Fisher again reiterated that it would not be fraud because the consumer had suffered no property or financial loss.
So, Thomas asked, is there “any form of fraud that would amount to fraud” without property or economic loss?
Fisher responded that there would not be, pointing out that in his clients’ case the contract was 1,100 pages long. Under the government’s theory, he told the judges, “any regulatory interest written into a contract could give rise to” a fraud prosecution that would be punishable by 20 years in prison.
Kagan asked about another scenario involving veterans: Someone who lies about being a veteran to obtain veterans benefits.
Fisher agreed that such lies would be problematic. “It’s just stealing,” he said.
Kagan then asked about a program to give contracts to veterans. Would someone who lied about being a veteran to get a contract be committing fraud, she asked, since the purpose of the program was to give contracts to veterans instead of “getting the painting job of your dreams?”
Fisher insisted that such a scenario could be addressed by a separate statute criminalizing defrauding government programs. This is a “classic” violation of that law, he told Kagan.
Some judges focused on broader concerns. Jackson told Fisher that she “wrestled” with the idea that the statute of frauds at the center of this case requires some form of economic or property loss, noting that the text of the statute itself contains no such requirement. This is a criminal statute, she said, where Congress has focused on the harm that results from the defendants’ wrongful conduct.
Fisher pointed to the term “fraud” in the law, arguing that Congress’s use of that word incorporated a long history of cases claiming property or economic losses.
Both Chief Justice John Roberts and Justice Samuel Alito raised concerns that the justices in other recent cases have expressed narrowing of the scope of federal fraud laws. Roberts advanced the idea that we need not federalize “every jot and tittle of a great contract,” while Alito argued that such an argument “hangs over this case like a cloud or a fog.”
Feigin countered that skepticism is not a “stand-alone reason” for creating an exception to the statute at issue in this case. The court should not “send a signal to the lower courts that it’s okay to start making things up in a statute because we disagree with Congress’ policy choices about how broadly to write the statute of frauds.”
Gorsuch and Justice Amy Coney Barrett pressed both sides on whether the government could win even under Fisher’s rule on the theory that PennDOT had actually lost money: It had paid more for the contract because it is more expensive to use DBEs.
Fisher insisted that the government had lost its opportunity to make such an argument because (among other things) it had said in the lower courts that it did not know whether PennDOT would have paid more to use DBEs.
Feigin countered that the government had indeed continued to make that argument, prompting Gorsuch to ask why the justices should even decide the issue at the heart of the case.
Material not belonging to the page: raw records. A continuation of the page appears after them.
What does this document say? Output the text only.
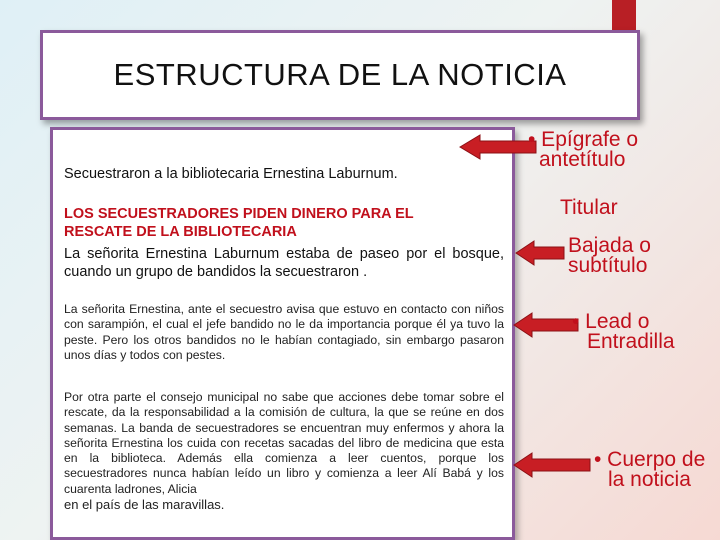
ESTRUCTURA DE LA NOTICIA
Secuestraron a la bibliotecaria Ernestina Laburnum.
LOS SECUESTRADORES PIDEN DINERO PARA EL
RESCATE DE LA BIBLIOTECARIA
La señorita Ernestina Laburnum estaba de paseo por el bosque, cuando un grupo de bandidos la secuestraron .
La señorita Ernestina, ante el secuestro avisa que estuvo en contacto con niños con sarampión, el cual el jefe bandido no le da importancia porque él ya tuvo la peste. Pero los otros bandidos no le habían contagiado, sin embargo pasaron unos días y todos con pestes.
Por otra parte el consejo municipal no sabe que acciones debe tomar sobre el rescate, da la responsabilidad a la comisión de cultura, la que se reúne en dos semanas. La banda de secuestradores se encuentran muy enfermos y ahora la señorita Ernestina los cuida con recetas sacadas del libro de medicina que esta en la biblioteca. Además ella comienza a leer cuentos, porque los secuestradores nunca habían leído un libro y comienza a leer Alí Babá y los cuarenta ladrones, Alicia
en el país de las maravillas.
• Epígrafe o
antetítulo
Titular
Bajada o
subtítulo
• Lead o
Entradilla
• Cuerpo de
la noticia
However, Feigin opposed this proposal and emphasized that the issue will also arise in other cases.
Although the issues in the case are serious, the argument had occasional moments of levity, including an exchange between Alito and Feigin. Alito noted that he had a question he wanted to ask Fisher but could not because of the justices’ general practice of allowing attorneys to speak without interruption during their rebuttals.
Feigin asked if Alito wanted him to answer “as him or as me?” When Alito allowed Feigin to do “whatever you want,” Feigin shot back: “It could be fraud, Your Honor.”
Kousisis and Alpha will have to wait until next year to hear if the judges agree that their behavior is also fraudulent.